Marketing & Advertising / Lead Magnets

Create actionable 1-page checklists and cheatsheets that get used and shared — with benefit-driven headlines, verb-led items, bonus tips, and a “lazy version” for low-commitment audiences.
Difficulty: Beginner → Intermediate
Model: GPT-4 / Claude / Gemini
Use Case: Lead Magnets, Checklists, Cheatsheets, PDFs
Updated: May 2026
Why This Prompt Exists
Most checklist lead magnets fail because they’re just lists of steps without structure.

You get:

  • 15-item lists (overwhelming, not actionable)
  • checkboxes without verbs (passive, not motivating)
  • no visual hierarchy (everything looks equally important)
  • no bonus or next step (so they use it once and forget)
  • too long for the audience’s attention span

But a checklist is not a table of contents.

It is an action plan.

  • Every item should start with a verb (actionable)
  • 7-12 items is the sweet spot (complete but not overwhelming)
  • A bonus tip increases perceived value
  • A “lazy version” converts low-urgency visitors

Without structure, checklists become clutter.

This framework forces AI to build checklists that get used.

The Prompt
Assume the role of a lead magnet designer who creates checklists that actually get used (and shared).

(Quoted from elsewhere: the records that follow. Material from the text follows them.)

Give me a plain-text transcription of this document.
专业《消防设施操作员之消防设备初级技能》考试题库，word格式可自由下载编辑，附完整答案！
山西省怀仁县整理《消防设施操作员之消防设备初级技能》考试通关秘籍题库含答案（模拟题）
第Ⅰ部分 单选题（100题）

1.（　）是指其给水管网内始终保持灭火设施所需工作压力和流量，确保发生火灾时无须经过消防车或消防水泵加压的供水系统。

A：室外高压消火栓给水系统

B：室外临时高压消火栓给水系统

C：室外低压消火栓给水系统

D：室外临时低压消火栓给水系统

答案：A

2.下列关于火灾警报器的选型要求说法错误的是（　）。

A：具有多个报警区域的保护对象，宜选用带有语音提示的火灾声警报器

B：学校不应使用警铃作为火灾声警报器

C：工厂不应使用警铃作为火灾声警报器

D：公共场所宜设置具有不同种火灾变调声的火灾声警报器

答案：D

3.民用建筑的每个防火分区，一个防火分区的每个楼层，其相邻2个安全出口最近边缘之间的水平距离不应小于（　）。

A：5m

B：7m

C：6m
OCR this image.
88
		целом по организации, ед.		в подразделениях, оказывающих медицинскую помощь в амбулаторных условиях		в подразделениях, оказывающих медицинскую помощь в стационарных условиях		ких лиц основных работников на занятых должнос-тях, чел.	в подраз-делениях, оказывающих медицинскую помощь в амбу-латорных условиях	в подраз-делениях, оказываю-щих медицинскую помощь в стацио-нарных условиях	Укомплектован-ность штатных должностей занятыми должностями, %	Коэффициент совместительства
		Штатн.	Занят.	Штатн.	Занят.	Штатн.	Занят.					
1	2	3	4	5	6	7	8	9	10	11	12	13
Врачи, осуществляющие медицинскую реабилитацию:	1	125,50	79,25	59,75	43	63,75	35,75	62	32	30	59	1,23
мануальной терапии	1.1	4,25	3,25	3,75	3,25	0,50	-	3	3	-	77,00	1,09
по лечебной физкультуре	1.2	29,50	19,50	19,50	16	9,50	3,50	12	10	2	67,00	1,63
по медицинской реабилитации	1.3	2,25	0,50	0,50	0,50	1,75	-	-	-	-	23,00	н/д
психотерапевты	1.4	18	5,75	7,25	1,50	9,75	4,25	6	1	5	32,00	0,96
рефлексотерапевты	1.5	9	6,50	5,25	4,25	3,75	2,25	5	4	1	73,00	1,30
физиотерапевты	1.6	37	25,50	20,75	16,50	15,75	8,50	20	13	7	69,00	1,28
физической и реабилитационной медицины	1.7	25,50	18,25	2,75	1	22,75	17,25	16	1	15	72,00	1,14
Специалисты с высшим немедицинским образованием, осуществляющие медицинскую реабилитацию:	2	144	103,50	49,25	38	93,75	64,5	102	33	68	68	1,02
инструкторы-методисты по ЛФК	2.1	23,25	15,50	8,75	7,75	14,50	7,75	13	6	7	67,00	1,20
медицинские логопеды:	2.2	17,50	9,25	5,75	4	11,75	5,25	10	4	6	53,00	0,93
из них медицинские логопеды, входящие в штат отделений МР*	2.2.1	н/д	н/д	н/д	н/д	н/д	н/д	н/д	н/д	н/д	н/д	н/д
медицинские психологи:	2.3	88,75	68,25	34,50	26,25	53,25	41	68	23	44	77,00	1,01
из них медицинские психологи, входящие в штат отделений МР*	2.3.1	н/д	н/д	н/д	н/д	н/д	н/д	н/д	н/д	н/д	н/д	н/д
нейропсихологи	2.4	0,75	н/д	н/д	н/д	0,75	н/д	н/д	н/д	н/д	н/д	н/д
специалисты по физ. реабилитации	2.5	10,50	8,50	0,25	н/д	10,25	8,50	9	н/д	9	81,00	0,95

Your task is to generate a 1-page checklist.

Generate:

1. BENEFIT-DRIVEN HEADLINE
   - What they'll accomplish by using this checklist

2. SUBHEADLINE
   - One sentence of encouragement or context

3. 7-12 CHECKLIST ITEMS
   - Each starting with a verb (e.g., "Write...", "Check...", "Test...")

4. BONUS TIP BOX
   - One additional insight or shortcut

5. VISUAL HIERARCHY RECOMMENDATION
   - What should be bold, what should be boxes

6. LAZY VERSION (3-5 items)
   - Minimum viable checklist for low-commitment audiences

INPUTS:

Process or System:
[WHAT ARE YOU TEACHING THEM TO DO?]

Target Audience:
[WHO ARE YOU HELPING?]

Key Steps or Items (5-10 rough ideas):
[LIST THE STEPS YOU KNOW, OR LET AI GENERATE THEM]

Their Attention Level:
[HIGH (will read everything) / MEDIUM (will skim) / LOW (needs lazy version)]

RULES:
- Each checklist item must start with a verb
- 7-12 items for the full version, 3-5 for lazy version
- The bonus tip must be genuinely useful (not a sales pitch)
- The visual hierarchy must be specific (e.g., "Bold the first 3 items — they're the most important")
- Lazy version is not optional (it's for low-urgency traffic)
How To Use It
  • The lazy version converts visitors who won’t commit to a full checklist.
  • Use checkboxes (not just bullets) — the act of checking increases completion.
  • One page only — if it’s two pages, your checklist is too complex.
  • Include your logo and URL at the bottom so they know where it came from.
  • Test full vs. lazy version with different traffic sources.
Example Input

Process or System: Launching a Facebook Ad campaign from scratch

Target Audience: Small business owners who have never run Facebook Ads before

Key Steps or Items: Set up Ads Manager, define audience, create creative, set budget, launch, monitor, optimize

Their Attention Level: MEDIUM (will skim)

Why It Works
Most checklists fail because they’re passive and overwhelming.

This framework improves outcomes by forcing:

  • verb-led items (actionable, not descriptive)
  • 7-12 item limit (completable)
  • bonus tip (delight, not sales)
  • visual hierarchy (scannable)
  • lazy version (converts low-urgency visitors)

Great checklists don’t inform — they guide action, one checkbox at a time.